Berthe Morisot, a French painter was born in 1841 into a wealthy family. Morisot started to receive painting lessons from Joseph-Benoit Guichard, and soon became interested in Impressionism. Morisot had married Eugene Manet and was declared sister in law of Edouard Manet. Though she was inspired by him and he was her mentor, she clearly showed her own distinct style in every painting. "If we had to define Berthe Morisot's originality, the quality that really distinguishes her from the contemporaries- we might describe her as a painter of the early morning light. Better than any other painter, she captured, but that is almost to strong- conveyed on the canvases the pale gold of dawn "(Rey 85). Although she wasn't a very popular featured impressionist, she still held a place among the greats such as Manet, Monet and Renoir. Manet had a profound impact on Morisot and her style of painting. "Morisot learned a great deal about her painting from Manet, whose art she esteemed perhaps more than that of any other contemporary" (Farwell 46). Many say she followed his style to some degree and respected his ideas. He would often assist her in some pieces as so did she. One can say it was a mutually beneficial relationship. "Naturally the aspiring artist was attracted by the personality of the famous older man and admired his work. Manet, in turn, was dazzled by the young woman, for he was able to see not only her own promise but how much she could inspire in others" (Rye 15) . She was a French female artist of the 1860's who yearned to pursue a career in art, in which she had done successfully. One must fully understand that this was an age where female painters were not in abundance and there were many barriers. In 1860 she joined the impressionist group, which at the time consisted of Manet, Monet, Renoir, Pissaro, Van Gogh, and Degas. "Morisot became involved in the impressionist movement through personal connections" (Higonnet 23). Impressionism mainly focuses on capturing a moment and what the eye sees.

The impressionists wishes to portray an image, letting the paint convey an image or an impression. The main characteristic is that they used broken brush strokes , or marks which were swatches of paint. These are applied in a way that the eye forms an image. Morisot became interested in observing the effects of light and atmosphere.
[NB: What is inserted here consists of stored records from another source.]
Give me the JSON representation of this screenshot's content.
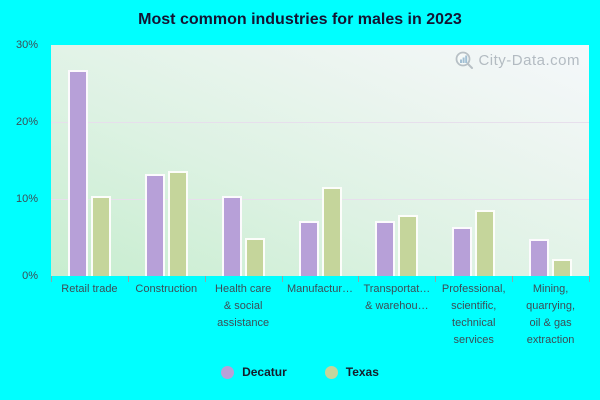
{
  "title": "Most common industries for males in 2023",
  "watermark": {
    "text": "City-Data.com"
  },
  "colors": {
    "background": "#00ffff",
    "decatur": "#b7a0d8",
    "texas": "#c5d59b",
    "grid": "#e7dfec",
    "axis_text": "#3c4d56",
    "title_text": "#141432",
    "legend_text": "#151d2b",
    "watermark_text": "#a4adb5"
  },
  "legend": {
    "items": [
      {
        "label": "Decatur",
        "color": "#b7a0d8"
      },
      {
        "label": "Texas",
        "color": "#c5d59b"
      }
    ]
  },
  "chart_data": {
    "type": "bar",
    "title": "Most common industries for males in 2023",
    "categories": [
      "Retail trade",
      "Construction",
      "Health care & social assistance",
      "Manufacturing",
      "Transportation & warehousing",
      "Professional, scientific, technical services",
      "Mining, quarrying, oil & gas extraction"
    ],
    "category_display_lines": [
      [
        "Retail trade"
      ],
      [
        "Construction"
      ],
      [
        "Health care",
        "& social",
        "assistance"
      ],
      [
        "Manufactur…"
      ],
      [
        "Transportat…",
        "& warehou…"
      ],
      [
        "Professional,",
        "scientific,",
        "technical",
        "services"
      ],
      [
        "Mining,",
        "quarrying,",
        "oil & gas",
        "extraction"
      ]
    ],
    "series": [
      {
        "name": "Decatur",
        "color": "#b7a0d8",
        "values": [
          26.8,
          13.2,
          10.4,
          7.2,
          7.2,
          6.4,
          4.8
        ]
      },
      {
        "name": "Texas",
        "color": "#c5d59b",
        "values": [
          10.4,
          13.7,
          5.0,
          11.6,
          7.9,
          8.6,
          2.2
        ]
      }
    ],
    "ylabel": "",
    "xlabel": "",
    "ylim": [
      0,
      30
    ],
    "ytick_labels": [
      "0%",
      "10%",
      "20%",
      "30%"
    ],
    "grid": "horizontal",
    "legend_position": "bottom"
  }
}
She liked working outdoors, which one may assume helped her to be able to capture the immediacy of the moment. She mainly focused upon female subjects, usually mother and child. "The portrayal of family life within the domestic setting, formed, understandably, the most important element in the iconography of all the women impressionists. Morisot's paintings celebrates bourgeois womanhood in all its stages: from pregnancy, through the first months of motherhood through the years of caring. The world of women's labor very often forms the subject of her paintings" (Adler & Garb 85). However this was not all she focused on. She painted nature scenes, landscapes, and aspects that were usually around her, such as family paintings, especially her sister Edma who is greatly featured in her art. She also painted familiar aspects that indicated her social position, and events that were considered normal for her, like balls and social events.
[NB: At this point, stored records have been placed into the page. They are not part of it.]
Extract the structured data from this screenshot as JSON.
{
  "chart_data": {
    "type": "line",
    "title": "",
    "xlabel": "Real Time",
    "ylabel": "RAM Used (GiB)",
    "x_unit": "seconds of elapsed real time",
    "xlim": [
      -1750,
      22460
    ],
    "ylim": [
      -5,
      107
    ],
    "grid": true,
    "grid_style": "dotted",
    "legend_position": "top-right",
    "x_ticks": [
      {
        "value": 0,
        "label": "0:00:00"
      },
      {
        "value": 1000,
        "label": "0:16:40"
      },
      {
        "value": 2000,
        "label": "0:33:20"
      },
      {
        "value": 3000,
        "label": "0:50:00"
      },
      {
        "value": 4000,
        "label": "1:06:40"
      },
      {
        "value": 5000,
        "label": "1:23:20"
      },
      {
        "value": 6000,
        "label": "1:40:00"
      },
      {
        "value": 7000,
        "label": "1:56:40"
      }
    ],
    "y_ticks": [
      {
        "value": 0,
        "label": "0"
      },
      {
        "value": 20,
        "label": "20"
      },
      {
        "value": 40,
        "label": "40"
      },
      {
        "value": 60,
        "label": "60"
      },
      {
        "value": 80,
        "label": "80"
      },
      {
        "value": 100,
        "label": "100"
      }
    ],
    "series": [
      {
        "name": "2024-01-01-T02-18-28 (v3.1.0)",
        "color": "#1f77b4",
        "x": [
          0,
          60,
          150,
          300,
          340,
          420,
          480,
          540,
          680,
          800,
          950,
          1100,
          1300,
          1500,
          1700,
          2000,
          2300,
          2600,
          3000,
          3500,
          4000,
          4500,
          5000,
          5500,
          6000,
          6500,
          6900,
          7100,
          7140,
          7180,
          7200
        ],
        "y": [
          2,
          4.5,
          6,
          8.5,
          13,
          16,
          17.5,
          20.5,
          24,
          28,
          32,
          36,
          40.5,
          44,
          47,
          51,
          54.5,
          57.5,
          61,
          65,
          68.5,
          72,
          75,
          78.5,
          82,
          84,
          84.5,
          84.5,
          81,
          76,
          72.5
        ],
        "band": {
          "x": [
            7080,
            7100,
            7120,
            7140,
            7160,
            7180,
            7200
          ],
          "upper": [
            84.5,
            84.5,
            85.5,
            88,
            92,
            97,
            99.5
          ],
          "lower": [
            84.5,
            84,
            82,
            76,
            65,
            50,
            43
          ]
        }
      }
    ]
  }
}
She rarely painted male figures other than her husband. "Morisot also symmetrically excludes men from her paintings. Not for want of knowledge, obviously, since she was married, and had several close male friends. Yet her husband, Eugene Manet, figures independently in only five of her pictures and is the father of their child in only a few more" (Higgonet 74). In some of her art clear details are seen, and in other paintings there are vague images with light brush strokes. One can only wonder if this was a technique she had demonstrated , but there is no mention of this. It could not have been a progression of her skills because the difference in her style varied throughout her career. "Toward the end of her career she made a few attempts at more professionally ambitious themes, like nudes" (Higgonet 102). Many people have found that she had remarkable talent yet she failed to continue professionally. If she had gone forth with her

career she would have been given more recognition than Mary Cassat. Her work focused upon creating femininity, and her art as a whole consumed the idea. She was a determined woman who was very serious about her art, and it was portrayed in the way she painted.